The most abundant form of N, dinitrogen gas (N2) is not readily available for most organisms to use due to the strength of the triple bond holding the two N atoms together. Therefore, N2 must be broken down and converted into other forms of N, such as NH through N-fixation, to be useful in biological systems. Historically this process has been carried out by certain microbes, and to a small degree, lightening. However, in the 1930’s an industrial chemical process of N-fixation known as the Haber-Bosch process was developed for use in agricultural chemical fertilizers. This process, as well as the increasing use of fossil fuels that release N compounds into the atmosphere, have dramatically altered the global N cycle. For example, from 1900 to 2000 human inputs of N have increased from 20 to 170 Tg N yr–1. (Note that 1 Tg or teragram is equal to 1,000,000,000 kilograms!) In the next 50 years, these inputs to the global N cycle are expected to continue to increase to 275 Tg N yr–1. Currently only 40% of all newly fixed N deposited on the Earth’s surface each year comes from natural biological and chemical processes, whereas 60% is derived from human sources. This is an unprecedented change on a global scale!


Once N is fixed into a biologically useful form, it can go through many biochemical pathways (Figure 10.4).

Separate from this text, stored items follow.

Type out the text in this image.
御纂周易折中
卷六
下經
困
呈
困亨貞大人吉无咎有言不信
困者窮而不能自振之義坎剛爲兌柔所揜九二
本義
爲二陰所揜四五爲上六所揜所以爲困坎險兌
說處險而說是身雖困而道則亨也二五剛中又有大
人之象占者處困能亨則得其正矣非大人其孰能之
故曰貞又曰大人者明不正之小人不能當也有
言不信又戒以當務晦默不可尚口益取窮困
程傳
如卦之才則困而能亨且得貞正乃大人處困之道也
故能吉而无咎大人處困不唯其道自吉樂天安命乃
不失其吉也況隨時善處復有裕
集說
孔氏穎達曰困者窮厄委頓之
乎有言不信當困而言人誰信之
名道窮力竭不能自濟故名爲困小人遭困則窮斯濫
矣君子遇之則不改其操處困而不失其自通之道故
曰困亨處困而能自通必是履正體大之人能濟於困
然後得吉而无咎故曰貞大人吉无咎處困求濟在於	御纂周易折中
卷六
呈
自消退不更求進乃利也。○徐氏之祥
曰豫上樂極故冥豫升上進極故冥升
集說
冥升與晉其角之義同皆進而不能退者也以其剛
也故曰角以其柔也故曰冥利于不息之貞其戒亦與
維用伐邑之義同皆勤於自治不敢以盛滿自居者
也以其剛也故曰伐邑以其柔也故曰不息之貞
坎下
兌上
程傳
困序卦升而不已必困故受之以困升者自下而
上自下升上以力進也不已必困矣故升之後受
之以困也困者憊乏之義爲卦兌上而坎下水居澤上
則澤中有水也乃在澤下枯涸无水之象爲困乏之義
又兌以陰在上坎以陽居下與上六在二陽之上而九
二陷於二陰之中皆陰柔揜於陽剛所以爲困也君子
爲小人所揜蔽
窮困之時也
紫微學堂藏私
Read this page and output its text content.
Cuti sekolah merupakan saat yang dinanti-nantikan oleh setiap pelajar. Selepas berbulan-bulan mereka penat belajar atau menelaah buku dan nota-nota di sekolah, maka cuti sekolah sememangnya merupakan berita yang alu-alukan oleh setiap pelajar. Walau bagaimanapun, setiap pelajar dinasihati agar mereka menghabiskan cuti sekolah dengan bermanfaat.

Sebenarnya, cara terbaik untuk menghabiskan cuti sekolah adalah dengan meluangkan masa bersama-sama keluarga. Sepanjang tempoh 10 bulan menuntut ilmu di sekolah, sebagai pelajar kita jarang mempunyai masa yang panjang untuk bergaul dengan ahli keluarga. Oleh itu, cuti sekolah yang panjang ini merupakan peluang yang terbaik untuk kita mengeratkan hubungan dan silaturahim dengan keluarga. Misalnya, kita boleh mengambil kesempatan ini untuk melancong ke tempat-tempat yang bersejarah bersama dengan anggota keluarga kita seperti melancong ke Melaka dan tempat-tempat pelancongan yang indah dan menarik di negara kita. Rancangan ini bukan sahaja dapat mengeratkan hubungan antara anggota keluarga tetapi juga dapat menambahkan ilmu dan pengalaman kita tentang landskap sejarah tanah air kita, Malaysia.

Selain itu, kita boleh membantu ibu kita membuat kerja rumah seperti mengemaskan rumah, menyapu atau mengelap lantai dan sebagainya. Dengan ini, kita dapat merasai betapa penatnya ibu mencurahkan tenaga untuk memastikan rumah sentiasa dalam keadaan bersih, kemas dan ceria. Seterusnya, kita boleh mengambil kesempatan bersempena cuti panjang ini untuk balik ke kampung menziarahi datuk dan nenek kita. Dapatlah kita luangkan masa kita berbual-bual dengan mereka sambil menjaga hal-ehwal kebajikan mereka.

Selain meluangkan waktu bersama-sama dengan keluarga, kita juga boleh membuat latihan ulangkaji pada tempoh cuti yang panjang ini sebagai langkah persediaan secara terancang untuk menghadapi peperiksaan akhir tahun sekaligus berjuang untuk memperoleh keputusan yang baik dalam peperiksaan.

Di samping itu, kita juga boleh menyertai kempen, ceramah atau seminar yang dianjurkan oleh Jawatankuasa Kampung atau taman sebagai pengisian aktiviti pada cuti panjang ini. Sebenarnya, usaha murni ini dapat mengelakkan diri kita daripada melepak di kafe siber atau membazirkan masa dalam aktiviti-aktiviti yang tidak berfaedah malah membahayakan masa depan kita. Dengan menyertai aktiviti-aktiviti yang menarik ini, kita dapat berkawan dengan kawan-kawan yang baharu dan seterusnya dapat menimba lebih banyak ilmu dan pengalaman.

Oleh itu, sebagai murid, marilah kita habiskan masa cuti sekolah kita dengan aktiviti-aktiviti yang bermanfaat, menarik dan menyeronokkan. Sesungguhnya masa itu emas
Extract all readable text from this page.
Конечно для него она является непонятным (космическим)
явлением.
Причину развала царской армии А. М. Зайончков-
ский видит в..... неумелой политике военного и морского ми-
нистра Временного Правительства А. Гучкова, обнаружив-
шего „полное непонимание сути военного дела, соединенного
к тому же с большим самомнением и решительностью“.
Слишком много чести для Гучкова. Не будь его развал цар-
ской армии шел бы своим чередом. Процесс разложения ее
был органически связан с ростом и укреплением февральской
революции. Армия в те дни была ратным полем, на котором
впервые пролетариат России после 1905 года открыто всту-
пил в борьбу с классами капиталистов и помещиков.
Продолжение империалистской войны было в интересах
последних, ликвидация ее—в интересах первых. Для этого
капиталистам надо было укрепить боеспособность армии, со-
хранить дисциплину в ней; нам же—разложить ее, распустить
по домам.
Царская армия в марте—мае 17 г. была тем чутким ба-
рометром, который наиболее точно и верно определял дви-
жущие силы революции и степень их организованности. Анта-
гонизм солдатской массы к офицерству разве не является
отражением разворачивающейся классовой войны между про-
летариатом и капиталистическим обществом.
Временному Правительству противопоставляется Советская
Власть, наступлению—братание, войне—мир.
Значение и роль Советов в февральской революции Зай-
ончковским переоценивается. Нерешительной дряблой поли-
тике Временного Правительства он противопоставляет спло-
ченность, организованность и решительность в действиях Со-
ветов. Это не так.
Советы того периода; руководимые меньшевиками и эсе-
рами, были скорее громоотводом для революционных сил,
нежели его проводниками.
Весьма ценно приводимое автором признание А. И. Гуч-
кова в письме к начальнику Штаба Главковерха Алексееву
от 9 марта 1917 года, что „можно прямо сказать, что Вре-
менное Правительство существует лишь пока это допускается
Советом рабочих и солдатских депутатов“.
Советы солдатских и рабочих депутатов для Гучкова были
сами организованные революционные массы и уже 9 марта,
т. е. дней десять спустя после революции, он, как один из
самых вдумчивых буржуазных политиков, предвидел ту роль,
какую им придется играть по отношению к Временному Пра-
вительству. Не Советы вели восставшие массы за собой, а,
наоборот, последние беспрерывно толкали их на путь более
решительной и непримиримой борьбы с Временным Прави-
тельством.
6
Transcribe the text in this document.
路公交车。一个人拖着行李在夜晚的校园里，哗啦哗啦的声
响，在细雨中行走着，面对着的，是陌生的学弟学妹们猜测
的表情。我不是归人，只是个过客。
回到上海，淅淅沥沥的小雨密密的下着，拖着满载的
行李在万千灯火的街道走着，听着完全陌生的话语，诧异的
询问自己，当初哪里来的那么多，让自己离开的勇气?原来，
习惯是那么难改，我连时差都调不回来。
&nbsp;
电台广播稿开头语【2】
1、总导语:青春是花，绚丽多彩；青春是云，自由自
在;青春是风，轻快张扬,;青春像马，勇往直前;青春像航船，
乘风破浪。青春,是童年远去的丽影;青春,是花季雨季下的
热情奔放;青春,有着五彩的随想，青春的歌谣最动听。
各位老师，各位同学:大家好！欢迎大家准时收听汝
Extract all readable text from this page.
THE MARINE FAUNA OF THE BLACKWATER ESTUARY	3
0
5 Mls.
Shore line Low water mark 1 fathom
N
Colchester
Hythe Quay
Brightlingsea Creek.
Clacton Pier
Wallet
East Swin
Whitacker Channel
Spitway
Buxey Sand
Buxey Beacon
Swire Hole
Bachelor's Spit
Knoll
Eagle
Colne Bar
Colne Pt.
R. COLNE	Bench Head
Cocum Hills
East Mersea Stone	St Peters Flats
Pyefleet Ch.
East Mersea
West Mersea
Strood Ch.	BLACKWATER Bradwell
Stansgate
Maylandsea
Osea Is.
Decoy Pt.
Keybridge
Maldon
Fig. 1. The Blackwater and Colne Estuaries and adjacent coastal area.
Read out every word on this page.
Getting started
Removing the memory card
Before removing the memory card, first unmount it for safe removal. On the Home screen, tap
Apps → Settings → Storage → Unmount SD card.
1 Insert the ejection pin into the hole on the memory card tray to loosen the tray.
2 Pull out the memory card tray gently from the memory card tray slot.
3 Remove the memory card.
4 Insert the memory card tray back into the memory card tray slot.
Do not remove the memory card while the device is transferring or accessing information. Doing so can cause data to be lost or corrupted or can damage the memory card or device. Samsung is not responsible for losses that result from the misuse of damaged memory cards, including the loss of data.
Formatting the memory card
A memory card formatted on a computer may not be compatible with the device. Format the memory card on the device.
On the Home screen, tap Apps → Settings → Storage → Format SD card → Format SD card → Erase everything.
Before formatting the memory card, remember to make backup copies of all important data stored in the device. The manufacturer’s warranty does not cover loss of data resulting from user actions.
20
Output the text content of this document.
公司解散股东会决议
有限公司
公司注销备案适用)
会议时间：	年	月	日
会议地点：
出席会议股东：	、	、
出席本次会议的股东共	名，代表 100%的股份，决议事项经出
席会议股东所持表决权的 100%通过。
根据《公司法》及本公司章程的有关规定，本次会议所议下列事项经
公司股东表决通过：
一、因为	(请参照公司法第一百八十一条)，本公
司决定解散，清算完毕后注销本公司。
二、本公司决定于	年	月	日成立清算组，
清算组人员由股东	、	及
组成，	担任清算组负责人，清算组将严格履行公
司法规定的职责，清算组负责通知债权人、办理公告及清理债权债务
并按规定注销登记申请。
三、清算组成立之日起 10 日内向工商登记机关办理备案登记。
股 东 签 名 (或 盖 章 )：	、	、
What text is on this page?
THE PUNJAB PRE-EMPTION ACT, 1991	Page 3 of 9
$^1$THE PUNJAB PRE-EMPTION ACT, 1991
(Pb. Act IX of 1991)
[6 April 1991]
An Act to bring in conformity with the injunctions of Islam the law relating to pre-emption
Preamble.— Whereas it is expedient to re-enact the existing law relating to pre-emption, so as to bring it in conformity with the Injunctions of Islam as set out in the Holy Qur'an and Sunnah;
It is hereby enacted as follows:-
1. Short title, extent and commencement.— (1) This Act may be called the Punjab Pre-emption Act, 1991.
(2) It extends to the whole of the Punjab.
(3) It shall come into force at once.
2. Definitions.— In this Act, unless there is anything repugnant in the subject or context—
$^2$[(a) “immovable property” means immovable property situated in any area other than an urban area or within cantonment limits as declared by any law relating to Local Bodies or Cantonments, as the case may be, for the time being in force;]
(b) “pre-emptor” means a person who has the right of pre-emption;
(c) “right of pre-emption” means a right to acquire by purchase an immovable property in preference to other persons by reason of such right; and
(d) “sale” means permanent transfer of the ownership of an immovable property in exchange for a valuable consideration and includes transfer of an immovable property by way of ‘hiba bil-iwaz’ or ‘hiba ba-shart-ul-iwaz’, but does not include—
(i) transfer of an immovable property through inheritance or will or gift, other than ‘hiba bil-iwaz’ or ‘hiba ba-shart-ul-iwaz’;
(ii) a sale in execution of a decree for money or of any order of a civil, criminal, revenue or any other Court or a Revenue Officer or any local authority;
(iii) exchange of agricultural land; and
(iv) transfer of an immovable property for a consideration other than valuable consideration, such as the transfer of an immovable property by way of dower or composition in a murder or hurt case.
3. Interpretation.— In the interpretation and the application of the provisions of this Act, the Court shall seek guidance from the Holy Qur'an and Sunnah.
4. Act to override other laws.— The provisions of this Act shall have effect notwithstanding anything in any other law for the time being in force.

Fixed N such as NO3 and NH4 can be taken up by plants and converted to organic N in plant tissues through photosynthesis. Organic-N in discarded plant material (litter) can then be mineralized (decomposed) or recycled into NH4 for reuse by plants, bacteria, or fungi. Nitrate can go through the biological denitrification process by bacteria, which converts NO3 back into N2 gas. Nitrate and NH4 can also be taken up by nitrifying bacteria and converted to NO or N2O (NOx) gases for release into the atmosphere.


In addition to NOx gases released to the atmosphere by nitrifying bacteria, the burning of fossil fuels is a major source of NOx in the atmosphere. Once NOx are in the atmosphere, these compounds can be transported long distances and may react with other compounds like ozone, or combine with rainwater to form nitric acid, or acid rain. These atmospheric compounds may be re-deposited on the Earth’s surface as atmospheric deposition to be taken up by plants or microbes. Nitrogen deposition (often in the form of nitrate) not absorbed by terrestrial ecosystems may leach into streams, rivers, and groundwater. This excess nitrogen deposition can severely impact terrestrial and aquatic ecosystems by altering species composition, increasing acidity, causing eutrophication which consumes oxygen and results in “dead zones” in lakes and oceans, and causing the leaching loss of other essential nutrients like calcium.































Figure 10.4

Global N cycle


Adapted from Biogeochemistry: An Analysis of Global Change by William H. Schlesinger




How does the global carbon cycle work?


Let’s follow an atom of carbon (C) to better understand how C cycles, or moves from one form of C to another and among the different C pools on Earth. Carbon is found in many forms on Earth; as inorganic-C such as bicarbonate and carbonate in rocks, as organic-C like that in plant and animal tissues, and as a gas, for instance carbon dioxide (CO2), methane (CH4) or carbon monoxides (CO). In addition, there are many paths that a C atom can take as it cycles on Earth; therefore, this example illustrates only one possible pathway.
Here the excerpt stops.